J Korean Neurosurg Soc.  2021 Mar;64(2):282-288. 10.3340/jkns.2020.0179.

Triggered Electrooculography for Identification of Oculomotor and Abducens Nerves during Skull Base Surgery

Affiliations
  • 1Department of Neurology, Yonsei University College of Medicine, Seoul, Korea
  • 2Department of Neurology, Myongji Hospital, Goyang, Korea
  • 3Department of Neurosurgery, Yonsei University College of Medicine, Seoul, Korea
  • 4Brain Tumor Center, Severance Hospital, Seoul, Korea

Abstract


Objective
: Electrooculography (EOG) records eyeball movements as changes in the potential difference between the negatively charged retina and the positively charged cornea. We aimed to investigate whether reliable EOG waveforms can be evoked by electrical stimulation of the oculomotor and abducens nerves during skull base surgery.
Methods
: We retrospectively reviewed the records of 18 patients who had undergone a skull base tumor surgery using EOG (11 craniotomies and seven endonasal endoscopic surgeries). Stimulation was performed at 5 Hz with a stimulus duration of 200 μs and an intensity of 0.1–5 mA using a concentric bipolar probe. Recording electrodes were placed on the upper (active) and lower (reference) eyelids, and on the outer corners of both eyes; the active electrode was placed on the contralateral side.
Results
: Reproducibly triggered EOG waveforms were observed in all cases. Electrical stimulation of cranial nerves (CNs) III and VI elicited positive waveforms and negative waveforms, respectively, in the horizontal recording. The median latencies were 3.1 and 0.5 ms for craniotomies and endonasal endoscopic surgeries, respectively (p=0.007). Additionally, the median amplitudes were 33.7 and 46.4 μV for craniotomies and endonasal endoscopic surgeries, respectively (p=0.40).
Conclusion
: This study showed reliably triggered EOG waveforms with stimulation of CNs III and VI during skull base surgery. The latency was different according to the point of stimulation and thus predictable. As EOG is noninvasive and relatively easy to perform, it can be used to identify the ocular motor nerves during surgeries as an alternative of electromyography.

Keyword

Abducens nerve; Electrooculography; Monitoring, Intraoperative; Oculomotor nerve

Figure

  • Fig. 1. A schematic design showing the placement of electrodes for the intraoperative electrooculography. R : reference electrode, A : active electrode.

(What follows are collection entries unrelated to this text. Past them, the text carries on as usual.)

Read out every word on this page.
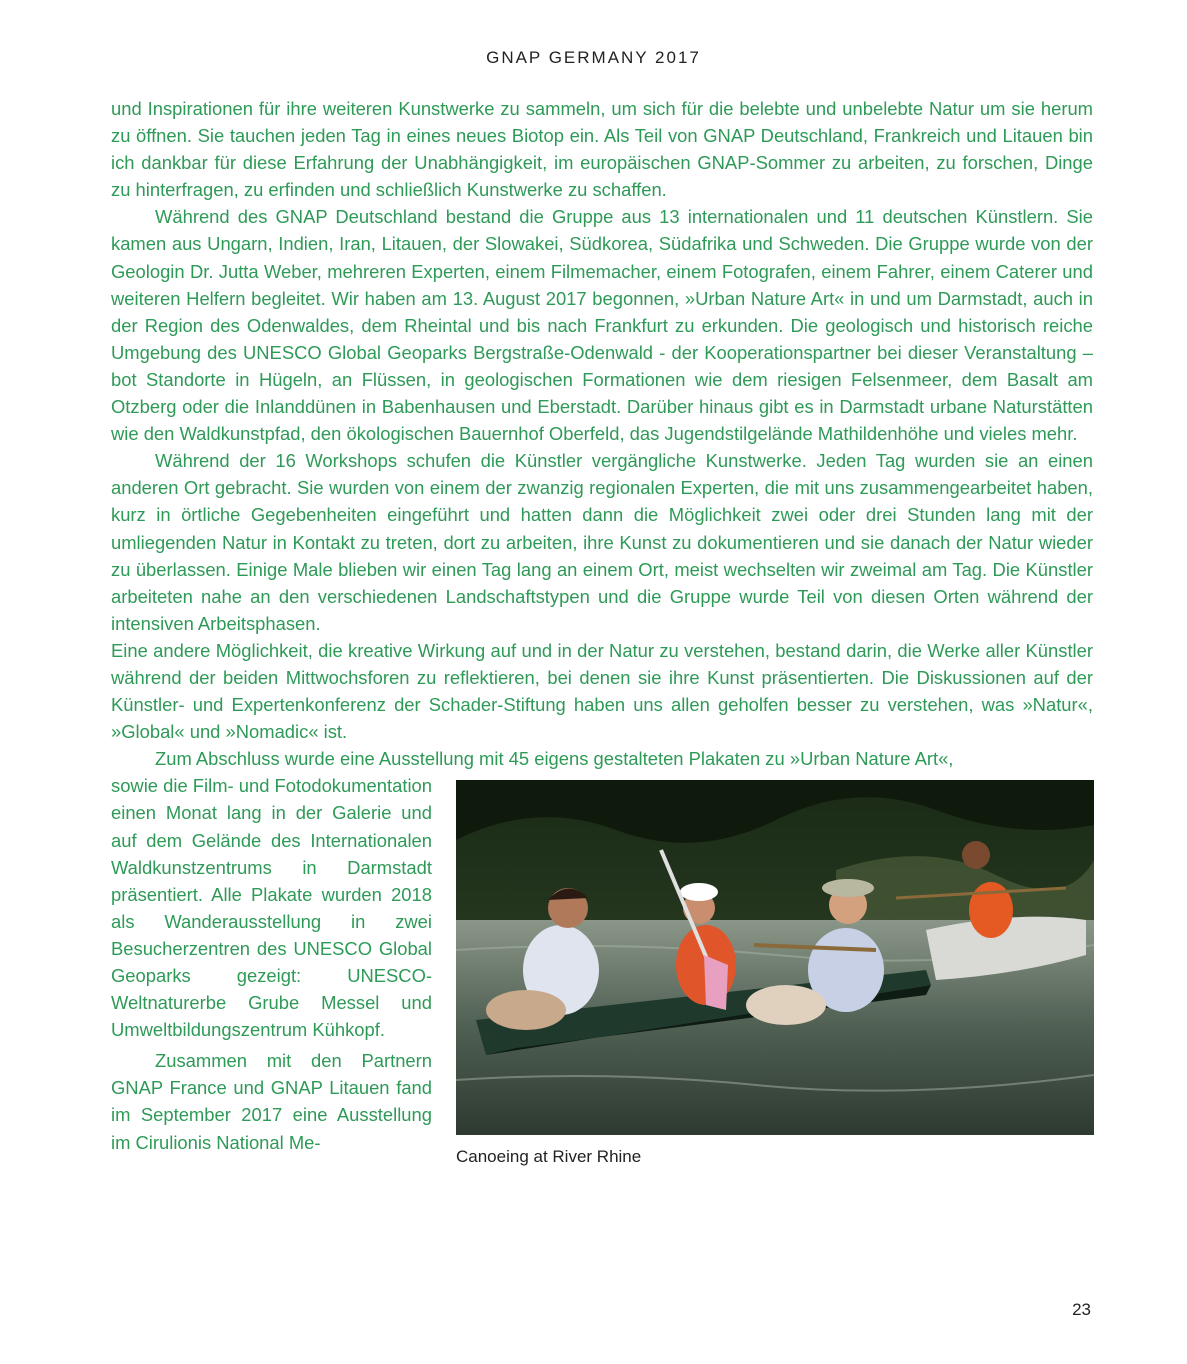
GNAP GERMANY 2017

und Inspirationen für ihre weiteren Kunstwerke zu sammeln, um sich für die belebte und unbelebte Natur um sie herum zu öffnen. Sie tauchen jeden Tag in eines neues Biotop ein. Als Teil von GNAP Deutschland, Frankreich und Litauen bin ich dankbar für diese Erfahrung der Unabhängigkeit, im europäischen GNAP-Sommer zu arbeiten, zu forschen, Dinge zu hinterfragen, zu erfinden und schließlich Kunstwerke zu schaffen.

Während des GNAP Deutschland bestand die Gruppe aus 13 internationalen und 11 deutschen Künstlern. Sie kamen aus Ungarn, Indien, Iran, Litauen, der Slowakei, Südkorea, Südafrika und Schweden. Die Gruppe wurde von der Geologin Dr. Jutta Weber, mehreren Experten, einem Filmemacher, einem Fotografen, einem Fahrer, einem Caterer und weiteren Helfern begleitet. Wir haben am 13. August 2017 begonnen, »Urban Nature Art« in und um Darmstadt, auch in der Region des Odenwaldes, dem Rheintal und bis nach Frankfurt zu erkunden. Die geologisch und historisch reiche Umgebung des UNESCO Global Geoparks Bergstraße-Odenwald - der Kooperationspartner bei dieser Veranstaltung – bot Standorte in Hügeln, an Flüssen, in geologischen Formationen wie dem riesigen Felsenmeer, dem Basalt am Otzberg oder die Inlanddünen in Babenhausen und Eberstadt. Darüber hinaus gibt es in Darmstadt urbane Naturstätten wie den Waldkunstpfad, den ökologischen Bauernhof Oberfeld, das Jugendstilgelände Mathildenhöhe und vieles mehr.

Während der 16 Workshops schufen die Künstler vergängliche Kunstwerke. Jeden Tag wurden sie an einen anderen Ort gebracht. Sie wurden von einem der zwanzig regionalen Experten, die mit uns zusammengearbeitet haben, kurz in örtliche Gegebenheiten eingeführt und hatten dann die Möglichkeit zwei oder drei Stunden lang mit der umliegenden Natur in Kontakt zu treten, dort zu arbeiten, ihre Kunst zu dokumentieren und sie danach der Natur wieder zu überlassen. Einige Male blieben wir einen Tag lang an einem Ort, meist wechselten wir zweimal am Tag. Die Künstler arbeiteten nahe an den verschiedenen Landschaftstypen und die Gruppe wurde Teil von diesen Orten während der intensiven Arbeitsphasen.

Eine andere Möglichkeit, die kreative Wirkung auf und in der Natur zu verstehen, bestand darin, die Werke aller Künstler während der beiden Mittwochsforen zu reflektieren, bei denen sie ihre Kunst präsentierten. Die Diskussionen auf der Künstler- und Expertenkonferenz der Schader-Stiftung haben uns allen geholfen besser zu verstehen, was »Natur«, »Global« und »Nomadic« ist.

Zum Abschluss wurde eine Ausstellung mit 45 eigens gestalteten Plakaten zu »Urban Nature Art«,

Canoeing at River Rhine

sowie die Film- und Fotodokumentation einen Monat lang in der Galerie und auf dem Gelände des Internationalen Waldkunstzentrums in Darmstadt präsentiert. Alle Plakate wurden 2018 als Wanderausstellung in zwei Besucherzentren des UNESCO Global Geoparks gezeigt: UNESCO-Weltnaturerbe Grube Messel und Umweltbildungszentrum Kühkopf.

Zusammen mit den Partnern GNAP France und GNAP Litauen fand im September 2017 eine Ausstellung im Cirulionis National Me-

23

  • Fig. 2. T1-weighted coronal (A) and fluid attenuated inversion recovery axial (B) magnetic resonance images with enhancement showed left anterior clinoid process meningioma. The triggered electrooculographic responses of left eye in horizontal recording showed the biphasic positive waveforms with a latency of 0.5 ms and an amplitude of 50 μV when stimulating left oculomotor nerve at a stimulation intensity of 1 mA (C) and the biphasic negative waveforms with a latency of 0.5 ms and an amplitude of 75 μV when stimulating left abducens nerve at a stimulation intensity of 2 mA (D).

  • Fig. 3. T1-weighted coronal (A) and axial (B) magnetic resonance images with enhancement showed left petrous meningioma. The triggered electrooculographic responses of left eye in horizontal recording showed the monophasic negative waveforms with a latency of 3.2 ms and an amplitude of 27 μV (C) when stimulating left abducens nerve at a stimulation intensity of 0.2 mA (D).

  • Fig. 4. T1-weighted coronal (A) and axial (B) magnetic resonance images with enhancement showed recurrent craniopharyngioma in right sellar area. The triggered electrooculographic responses of right eye in horizontal recording showed the biphasic positive waveforms with a latency of 0.6 ms and an amplitude of 61.1 μV (C) when stimulating right oculomotor nerve indirectly over the dural layer at a stimulation intensity of 1 mA.